Корявость некоторых высказываний позволяет догадаться, какой еще интерес имеют доносы для руководителей. Так, в 1928 году у А. Криницкого можно прочитать, что критика также полезна, чтобы «укрепить единство этого рабочего класса». Криницкий рекомендует разоблачать «прорывы классового фронта» — всех тех, кто «нейтрален», кто проявляет «хвостистские колебания», даже среди коммунистов. Другими словами тех, кто недостаточно решительно перенимает новые формы информирования власти, предлагаемые ею же, а также и всех тех, кто критикует политику, провозглашенную Сталиным{469}. Речь идет не только о том, чтобы выявить оппозиционеров и, если возникнет необходимость, подавить их, но и о том, чтобы держать в рамках «болото» советского общества, заглушить все сомнения и колебания:
«…трудности нашего времени не только вызывают контратаку классовых, капиталистических врагов. Они вызывают шатание в рядах середняков и бедноты.

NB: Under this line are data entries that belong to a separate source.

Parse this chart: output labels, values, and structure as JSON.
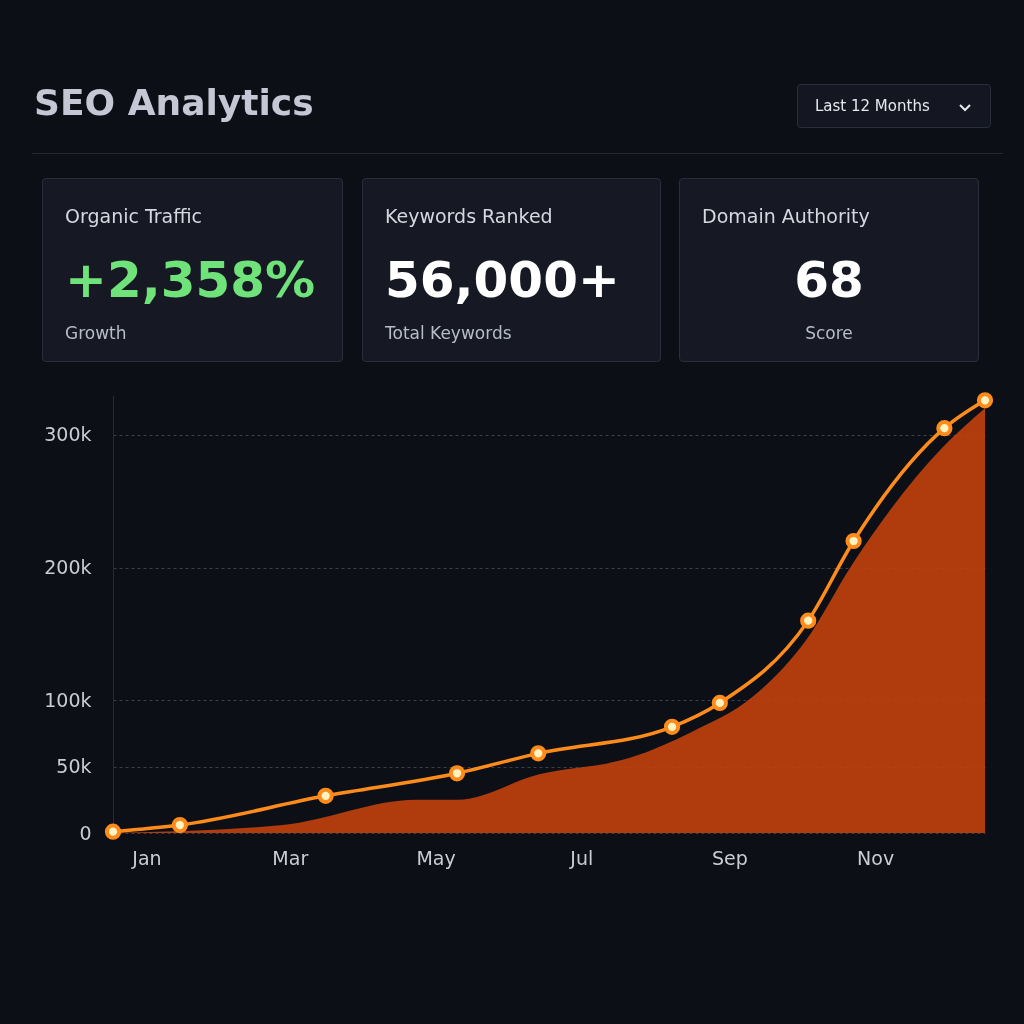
{
  "chart_data": [
    {
      "type": "other",
      "title": "SEO Analytics",
      "annotations": [
        "Last 12 Months",
        "Organic Traffic",
        "+2,358%",
        "Growth",
        "Keywords Ranked",
        "56,000+",
        "Total Keywords",
        "Domain Authority",
        "68",
        "Score"
      ]
    },
    {
      "type": "line",
      "xlim": [
        "--01-01",
        "--12-31"
      ],
      "xticks": [
        {
          "value": "--01-15",
          "label": "Jan"
        },
        {
          "value": "--03-15",
          "label": "Mar"
        },
        {
          "value": "--05-15",
          "label": "May"
        },
        {
          "value": "--07-15",
          "label": "Jul"
        },
        {
          "value": "--09-15",
          "label": "Sep"
        },
        {
          "value": "--11-15",
          "label": "Nov"
        }
      ],
      "ylim": [
        0,
        330000
      ],
      "yticks": [
        0,
        {
          "value": 50000,
          "label": "50k"
        },
        {
          "value": 100000,
          "label": "100k"
        },
        {
          "value": 200000,
          "label": "200k"
        },
        {
          "value": 300000,
          "label": "300k"
        }
      ],
      "grid": "y",
      "line_style": "solid",
      "series": [
        {
          "type": "area",
          "color": "#c2410c",
          "x": [
            "--01-01",
            "--03-12",
            "--05-07",
            "--05-24",
            "--06-27",
            "--08-05",
            "--08-30",
            "--09-25",
            "--10-17",
            "--11-06",
            "--12-13",
            "--12-31"
          ],
          "values": [
            0,
            6000,
            25000,
            25000,
            44000,
            57000,
            76000,
            103000,
            145000,
            204000,
            290000,
            320000
          ]
        },
        {
          "type": "line",
          "color": "#ff8c1a",
          "marker": "circle",
          "x": [
            "--01-01",
            "--01-29",
            "--03-30",
            "--05-24",
            "--06-27",
            "--08-22",
            "--09-11",
            "--10-18",
            "--11-06",
            "--12-14",
            "--12-31"
          ],
          "values": [
            1000,
            6000,
            28000,
            45000,
            60000,
            80000,
            98000,
            160000,
            220000,
            305000,
            326000
          ]
        }
      ]
    }
  ]
}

Эти колебания проникают и в ряды рабочего класса, даже его партии…»{470}
Для многих большевистских руководителей доносительство в том виде, который оно приобретает, начиная с 1928 года, — это способ лучше контролировать общество — как с политической, так и с социальной точки зрения. В такой, приспособленной под определенные задачи, системе форма иногда значит больше, чем содержание: С. Ингулов открыто указывает на это в уже упомянутом выше тексте[146], где ставит перед самокритикой задачу заменить другие формы выражения недовольства, такие как забастовки и демонстрации. Письменная и опосредованная форма позволяет даже контролировать дискуссию и, следовательно, конкретные способы выражения несогласия, благодаря фильтру, которым являются описанные нами институты.

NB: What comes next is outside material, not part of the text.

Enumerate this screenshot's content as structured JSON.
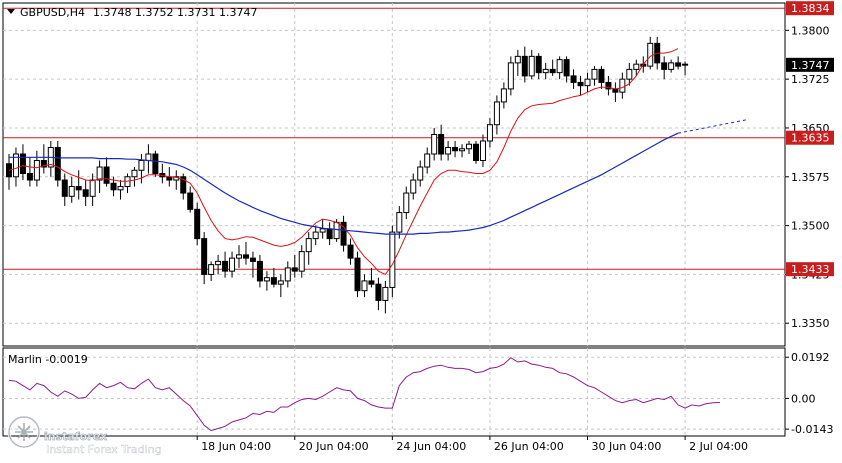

Следуя именно этой логике, Н. Антипов осуждает идею сбора подписей под коллективным письмом: это означало бы формирование общественного мнения. Хорошо видно, какую цель ставит перед собой власть, когда поощряет главным образом индивидуальную практику: речь идет о том, чтобы максимально фрагментировать проявления недовольства и контролировать его выражение. Письма, публикуемые в газетах, — всего лишь малая часть тех, что приходят в редакции, остальные никогда не покидают созданную для их обработки систему. Письма какого содержания сделать достоянием общественности, какова должна быть тональность статей — это решает власть. Когда стенгазеты, наименее контролируемое звено сети, позволяют себе слишком много вольностей, их систематически призывают к порядку, как мы видели это в марте 1931 года на заводе «Красное Сормово»[147]. Ковалева, отвечавшего за раздел «партийной жизни» и, следовательно, за публикацию статьи с которой началось дело «Красной газеты», о котором мы говорили, когда обсуждали вопрос о самокритике, увольняют по итогам весьма бурно проходившего собрания:
«Заседание вел Серго[148]. Ковалев рассказал мне как велось заседание, а именно: Крумин плел все вроде того, что Ковалев этот материал не показал редколлегии и т. д.; Молотов заявил, что партийный отдел “Правды” не проводит линии ЦК <…> Ковалев выступил со своими объяснениями, как было дело, Серго же не дал ему договорить до конца, стукнул “традиционно” по столу кулаком и стал кричать, что до каких пор в “Правде” будет продолжаться ковалевщина, что ЦКК не потерпит этого. На заседании редакционной коллегии Криницкий выступил с заявлением, что Ковалев зиновьевец и т. д., и т. п.»{471},[149]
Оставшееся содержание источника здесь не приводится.